This year, the annual Digital Wine Communications Conference was held in Plovdiv, one of the oldest continuously inhabited cities in the world. Plovdiv is situated on the Thracian plain some 150 kilometres southeast from Sofia, the capital of Bulgaria. Mountain ranges loom in both the south and the north. The history of this city goes back more then 8,000 years, with Thracians, Greeks, Romans, Bulgars, Ottomans and many more as its consecutive inhabitants.
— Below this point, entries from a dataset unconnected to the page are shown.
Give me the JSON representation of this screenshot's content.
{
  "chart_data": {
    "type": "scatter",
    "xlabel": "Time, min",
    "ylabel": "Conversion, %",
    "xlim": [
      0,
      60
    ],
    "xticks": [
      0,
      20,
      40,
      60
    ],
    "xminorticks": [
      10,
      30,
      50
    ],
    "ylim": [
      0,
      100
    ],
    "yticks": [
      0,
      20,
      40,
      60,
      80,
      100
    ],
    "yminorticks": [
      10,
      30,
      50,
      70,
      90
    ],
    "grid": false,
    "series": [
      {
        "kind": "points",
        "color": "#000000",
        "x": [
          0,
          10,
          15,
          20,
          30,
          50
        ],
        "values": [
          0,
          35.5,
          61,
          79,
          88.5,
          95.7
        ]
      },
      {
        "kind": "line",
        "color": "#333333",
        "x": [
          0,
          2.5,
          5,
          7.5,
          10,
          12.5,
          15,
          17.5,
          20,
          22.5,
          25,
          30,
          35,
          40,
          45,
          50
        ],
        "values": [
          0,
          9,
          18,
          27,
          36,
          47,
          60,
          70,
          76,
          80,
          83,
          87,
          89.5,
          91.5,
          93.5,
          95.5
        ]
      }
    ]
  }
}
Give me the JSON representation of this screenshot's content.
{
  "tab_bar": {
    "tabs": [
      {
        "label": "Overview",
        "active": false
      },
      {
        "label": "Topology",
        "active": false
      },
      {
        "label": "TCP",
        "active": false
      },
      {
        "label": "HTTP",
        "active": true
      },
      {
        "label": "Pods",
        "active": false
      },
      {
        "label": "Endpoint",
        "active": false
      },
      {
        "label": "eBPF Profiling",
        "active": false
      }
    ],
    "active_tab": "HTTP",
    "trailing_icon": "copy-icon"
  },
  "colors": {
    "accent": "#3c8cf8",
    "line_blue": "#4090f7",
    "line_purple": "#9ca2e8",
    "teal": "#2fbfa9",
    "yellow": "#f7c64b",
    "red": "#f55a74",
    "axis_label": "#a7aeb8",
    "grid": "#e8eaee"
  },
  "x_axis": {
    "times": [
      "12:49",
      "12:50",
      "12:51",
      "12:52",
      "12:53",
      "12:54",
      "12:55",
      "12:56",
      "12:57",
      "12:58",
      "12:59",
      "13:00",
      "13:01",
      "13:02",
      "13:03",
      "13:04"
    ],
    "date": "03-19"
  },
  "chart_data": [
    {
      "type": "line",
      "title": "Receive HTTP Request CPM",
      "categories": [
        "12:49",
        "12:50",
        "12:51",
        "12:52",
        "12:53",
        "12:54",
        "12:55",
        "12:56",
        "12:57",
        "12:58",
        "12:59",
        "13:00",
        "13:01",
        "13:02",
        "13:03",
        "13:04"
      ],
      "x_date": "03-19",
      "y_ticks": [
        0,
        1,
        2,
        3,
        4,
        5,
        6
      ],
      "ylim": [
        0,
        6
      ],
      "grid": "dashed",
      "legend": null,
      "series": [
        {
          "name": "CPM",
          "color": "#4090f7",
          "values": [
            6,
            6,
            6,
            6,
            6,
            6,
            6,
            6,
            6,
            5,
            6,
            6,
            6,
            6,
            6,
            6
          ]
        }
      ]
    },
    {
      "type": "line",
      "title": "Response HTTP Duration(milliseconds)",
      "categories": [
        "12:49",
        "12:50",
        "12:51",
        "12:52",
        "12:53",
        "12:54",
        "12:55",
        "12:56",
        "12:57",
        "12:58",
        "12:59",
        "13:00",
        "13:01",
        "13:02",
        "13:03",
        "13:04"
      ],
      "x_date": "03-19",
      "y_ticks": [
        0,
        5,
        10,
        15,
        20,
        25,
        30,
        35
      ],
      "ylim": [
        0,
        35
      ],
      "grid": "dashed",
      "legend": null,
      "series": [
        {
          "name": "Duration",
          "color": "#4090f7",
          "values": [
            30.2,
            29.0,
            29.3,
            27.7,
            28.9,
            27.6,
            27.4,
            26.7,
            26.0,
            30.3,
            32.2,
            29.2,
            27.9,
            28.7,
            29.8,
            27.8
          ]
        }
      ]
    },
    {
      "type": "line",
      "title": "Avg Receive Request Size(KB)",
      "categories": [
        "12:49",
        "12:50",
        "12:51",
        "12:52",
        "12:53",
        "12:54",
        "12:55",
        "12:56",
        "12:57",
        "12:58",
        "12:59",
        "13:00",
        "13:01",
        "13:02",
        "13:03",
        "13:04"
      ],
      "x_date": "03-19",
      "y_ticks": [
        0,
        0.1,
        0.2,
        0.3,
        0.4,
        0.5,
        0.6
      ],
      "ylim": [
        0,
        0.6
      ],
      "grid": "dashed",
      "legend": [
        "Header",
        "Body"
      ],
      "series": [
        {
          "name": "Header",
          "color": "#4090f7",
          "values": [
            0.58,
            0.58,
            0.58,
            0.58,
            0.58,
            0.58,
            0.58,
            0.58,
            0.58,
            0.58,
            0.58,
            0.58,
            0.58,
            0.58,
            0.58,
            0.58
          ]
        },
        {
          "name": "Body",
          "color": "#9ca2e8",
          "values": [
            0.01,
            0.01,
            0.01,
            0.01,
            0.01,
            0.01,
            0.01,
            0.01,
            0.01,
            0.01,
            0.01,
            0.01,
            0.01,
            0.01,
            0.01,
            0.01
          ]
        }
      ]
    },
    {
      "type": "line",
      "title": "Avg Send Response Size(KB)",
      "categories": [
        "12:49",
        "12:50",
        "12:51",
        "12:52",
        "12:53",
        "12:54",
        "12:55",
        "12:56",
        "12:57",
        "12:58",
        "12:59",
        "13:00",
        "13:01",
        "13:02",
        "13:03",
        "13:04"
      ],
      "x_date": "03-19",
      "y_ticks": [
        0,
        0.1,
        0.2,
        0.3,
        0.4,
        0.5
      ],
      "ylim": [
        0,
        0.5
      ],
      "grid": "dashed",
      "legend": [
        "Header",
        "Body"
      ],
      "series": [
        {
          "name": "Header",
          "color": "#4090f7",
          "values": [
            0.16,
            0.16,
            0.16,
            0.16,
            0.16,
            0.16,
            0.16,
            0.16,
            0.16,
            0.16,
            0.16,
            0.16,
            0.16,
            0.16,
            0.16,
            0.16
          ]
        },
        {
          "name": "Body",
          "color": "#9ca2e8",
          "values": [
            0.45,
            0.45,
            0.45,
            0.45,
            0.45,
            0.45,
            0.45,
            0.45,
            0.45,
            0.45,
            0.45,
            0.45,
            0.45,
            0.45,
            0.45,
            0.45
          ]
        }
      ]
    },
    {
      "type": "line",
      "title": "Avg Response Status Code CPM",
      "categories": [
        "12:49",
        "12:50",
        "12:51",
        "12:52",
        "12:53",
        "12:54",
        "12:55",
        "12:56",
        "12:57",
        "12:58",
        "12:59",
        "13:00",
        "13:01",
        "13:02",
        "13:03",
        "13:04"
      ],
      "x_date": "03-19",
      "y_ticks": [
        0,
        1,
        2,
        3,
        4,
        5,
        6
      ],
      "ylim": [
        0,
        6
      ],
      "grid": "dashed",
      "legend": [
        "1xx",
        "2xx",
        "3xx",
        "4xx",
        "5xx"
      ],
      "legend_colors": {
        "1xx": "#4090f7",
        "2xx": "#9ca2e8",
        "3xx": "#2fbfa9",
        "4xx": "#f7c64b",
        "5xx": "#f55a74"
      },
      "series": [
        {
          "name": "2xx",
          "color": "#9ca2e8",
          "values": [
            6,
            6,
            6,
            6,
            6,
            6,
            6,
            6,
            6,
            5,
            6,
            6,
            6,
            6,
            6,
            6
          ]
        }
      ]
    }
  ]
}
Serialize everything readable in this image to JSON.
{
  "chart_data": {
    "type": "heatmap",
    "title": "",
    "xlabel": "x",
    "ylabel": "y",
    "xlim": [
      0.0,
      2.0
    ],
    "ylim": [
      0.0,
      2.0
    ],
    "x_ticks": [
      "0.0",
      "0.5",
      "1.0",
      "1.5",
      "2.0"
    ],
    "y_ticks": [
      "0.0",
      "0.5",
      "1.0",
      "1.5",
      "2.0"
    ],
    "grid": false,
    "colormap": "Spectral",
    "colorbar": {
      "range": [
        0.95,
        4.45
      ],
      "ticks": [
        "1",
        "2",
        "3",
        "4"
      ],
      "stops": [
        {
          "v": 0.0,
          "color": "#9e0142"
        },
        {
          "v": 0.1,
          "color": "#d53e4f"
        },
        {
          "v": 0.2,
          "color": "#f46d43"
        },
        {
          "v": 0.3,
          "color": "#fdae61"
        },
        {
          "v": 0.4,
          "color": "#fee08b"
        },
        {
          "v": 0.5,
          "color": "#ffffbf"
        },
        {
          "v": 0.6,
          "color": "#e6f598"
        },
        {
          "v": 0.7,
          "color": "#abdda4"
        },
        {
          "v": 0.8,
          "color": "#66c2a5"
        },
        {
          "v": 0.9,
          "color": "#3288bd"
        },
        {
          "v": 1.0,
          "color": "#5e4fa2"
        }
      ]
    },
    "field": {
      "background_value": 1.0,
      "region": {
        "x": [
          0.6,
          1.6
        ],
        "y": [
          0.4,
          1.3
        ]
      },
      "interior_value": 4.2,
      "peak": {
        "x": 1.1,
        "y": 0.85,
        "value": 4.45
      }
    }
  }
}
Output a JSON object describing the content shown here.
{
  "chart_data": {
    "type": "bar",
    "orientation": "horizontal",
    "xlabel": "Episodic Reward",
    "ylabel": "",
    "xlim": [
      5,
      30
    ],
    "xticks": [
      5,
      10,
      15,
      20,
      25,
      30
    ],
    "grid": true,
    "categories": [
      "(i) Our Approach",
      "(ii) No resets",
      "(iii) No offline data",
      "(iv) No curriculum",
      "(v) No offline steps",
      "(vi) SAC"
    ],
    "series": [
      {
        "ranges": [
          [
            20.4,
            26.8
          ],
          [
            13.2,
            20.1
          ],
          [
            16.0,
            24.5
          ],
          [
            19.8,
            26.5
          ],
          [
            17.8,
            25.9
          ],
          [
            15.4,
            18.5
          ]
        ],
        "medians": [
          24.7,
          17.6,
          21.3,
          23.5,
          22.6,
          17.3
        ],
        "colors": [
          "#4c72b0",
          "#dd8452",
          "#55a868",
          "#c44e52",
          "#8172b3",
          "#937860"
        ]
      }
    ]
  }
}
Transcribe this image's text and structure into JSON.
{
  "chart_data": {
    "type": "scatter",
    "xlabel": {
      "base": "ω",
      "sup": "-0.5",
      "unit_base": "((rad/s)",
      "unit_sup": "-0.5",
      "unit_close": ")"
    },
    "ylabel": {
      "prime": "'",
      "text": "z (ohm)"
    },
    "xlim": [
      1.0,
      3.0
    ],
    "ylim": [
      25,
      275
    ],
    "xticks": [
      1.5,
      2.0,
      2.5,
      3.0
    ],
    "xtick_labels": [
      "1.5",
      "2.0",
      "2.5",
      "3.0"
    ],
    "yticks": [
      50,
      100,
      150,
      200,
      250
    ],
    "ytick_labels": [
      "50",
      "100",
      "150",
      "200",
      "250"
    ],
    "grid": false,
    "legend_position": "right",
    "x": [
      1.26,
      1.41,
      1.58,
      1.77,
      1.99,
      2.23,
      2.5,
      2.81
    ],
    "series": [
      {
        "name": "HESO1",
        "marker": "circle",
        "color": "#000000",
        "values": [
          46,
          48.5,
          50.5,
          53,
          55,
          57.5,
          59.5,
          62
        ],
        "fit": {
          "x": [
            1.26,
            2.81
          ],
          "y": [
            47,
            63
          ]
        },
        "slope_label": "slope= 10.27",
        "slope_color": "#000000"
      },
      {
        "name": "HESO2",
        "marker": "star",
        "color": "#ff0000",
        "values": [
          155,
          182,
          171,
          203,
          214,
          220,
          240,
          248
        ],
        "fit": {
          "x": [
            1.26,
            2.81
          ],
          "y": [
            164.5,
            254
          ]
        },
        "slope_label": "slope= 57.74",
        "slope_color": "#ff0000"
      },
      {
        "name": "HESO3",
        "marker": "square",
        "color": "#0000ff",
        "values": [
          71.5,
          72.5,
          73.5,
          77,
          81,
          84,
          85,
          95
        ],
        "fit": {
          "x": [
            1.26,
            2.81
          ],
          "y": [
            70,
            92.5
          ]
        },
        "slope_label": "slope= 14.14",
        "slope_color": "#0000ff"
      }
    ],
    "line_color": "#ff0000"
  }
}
Outside of the conference program, I had very little free time to explore the city. Thanks to some stolen time and to arriving a day earlier, I was able to get a tiny glimpse of the history of wine in this colourful place though. But to find those stories, I had to dig a little bit deeper than usual. It’s not that the stories were not there, but had I not looked for them, I would probably have missed them.
For example, there were no grapevines on every balcony, like in Georgian Tbilisi, where I was this spring. Nor were there carved vines or leaves decorating house doors, gates or windows, like sometimes in Austria. No worn steps to wine cellars, no wineries with an outlet in town, like so often in France, or Germany. Wine was absent from life on the streets, or so it seemed to me. One of the reasons for this absence I can think of, is that winemaking in past centuries was located mostly at monasteries. A second reason might be the long Ottoman domination. The Ottomans allowed wine making, but for general consumption of alcoholic beverages, Muslim rule cannot have been all that positive.
Birthplace of Dionysos
But with some researching, I did discover one location where the long wine culture of the region was present, and that was the Archeological Museum. Here the famous Panagyurishte Gold Treasure is on display, a truly stunning set of nine gold vessels. The eight so called rhytons and the phiale where used for drinking wine and feasting and date from around 300 BC. Over 180 more of these kind of vessels have been found in Bulgaria. They belonged to the Thracians, a people and culture mentioned in the works of Homer and other classical writers, living in this region in the 4th and 3rd centuries BC. The Greek historian Xenophon for example tells us of a feast hosted by the Thracian king Sevt. At this feast, wine was served in animal horns as part of a ritual.
Thrace is also important for another reason: several classical authors name it as the birthplace of Dionysos, the god of wine. No surprise then to find many objects with Dionysic scenes at the Plovdiv Archeological Museum.
After the Thracian and the Greeks, the Romans entered the scene. When they expanded their empire to the Danube, they made the former Macedonian town of Philippopolis, named after the father of Alexander the Great, their centre of administration. The remains of a theatre and a stadium are the most visible signs of the Roman presence, together with several big blocks of stone strewn around the present day city. My hotel was located just in front of the ruins of the Forum and the Odeon, the administrative centre of Trimontium, as Plovdiv was called in the first centuries of our era. But for evidence of wine in Roman times, museums were again the place to go to. The Archeological Museum displays splendid silver Roman drinking vessels, and in the Trakart Centre, where the mosaics of a 3rd century villa are uncovered and on display, beautiful Roman glassware lines the walls.
To get a glimpse of wine culture in later ages, I had to enter yet another museum: the Ethnographic Museum in Plovdiv’s Old Town shows some tools for work in the vineyard and a few photos of harvesting around 1900.
Wine culture in the 21st century
To experience present day wine culture in Plovdiv was also not very easy. There must have been wine shops in town, but I only found one (which was closed). Friends went to Vino Culture, a wine bar near the pedestrian shopping area in the centre of town. They were very enthusiastic about the selection of wines and hospitality of the owners. A good dinner with local Bulgarian wines is of course possible: we spent a relaxed evening at Hebros Restaurant in the Old Town, with several good wines. More about these wines and the indigenous Bulgarian grape varieties will follow in another post. But tourist shops seem to focus more on selling rose oil from the nearby Valley of the Roses then on wine.
When speaking with a young Bulgarian wine maker to be, Ilya, he explained that his friends rather drink beer than wine. According to him, his generation has no culture of wine drinking, not like he experienced in Italy. It is Ilya’s dream to change that!
The wine loving tourist is better served outside of town, so it seemed to me. In preparation of Plovdiv 2019, when this interesting and attractive city will be European Capital of Culture, several initiatives in wine tourism are appearing. For example, sponsored by Lonely Planet, a map with a Wine Route in Plovdiv Region is published, with several wineries to visit. One of the participants is Villa Yustina, a winery that organizes tours and tastings, and looks very welcoming. At the conference, we received a brochure from two young and bright representatives of the company and tasted their wines. Let’s hope that they and Ilya will be able to succeed in their plans. So that Plovdiv can become a source of a lot more wine stories then the ancient Thracian ones.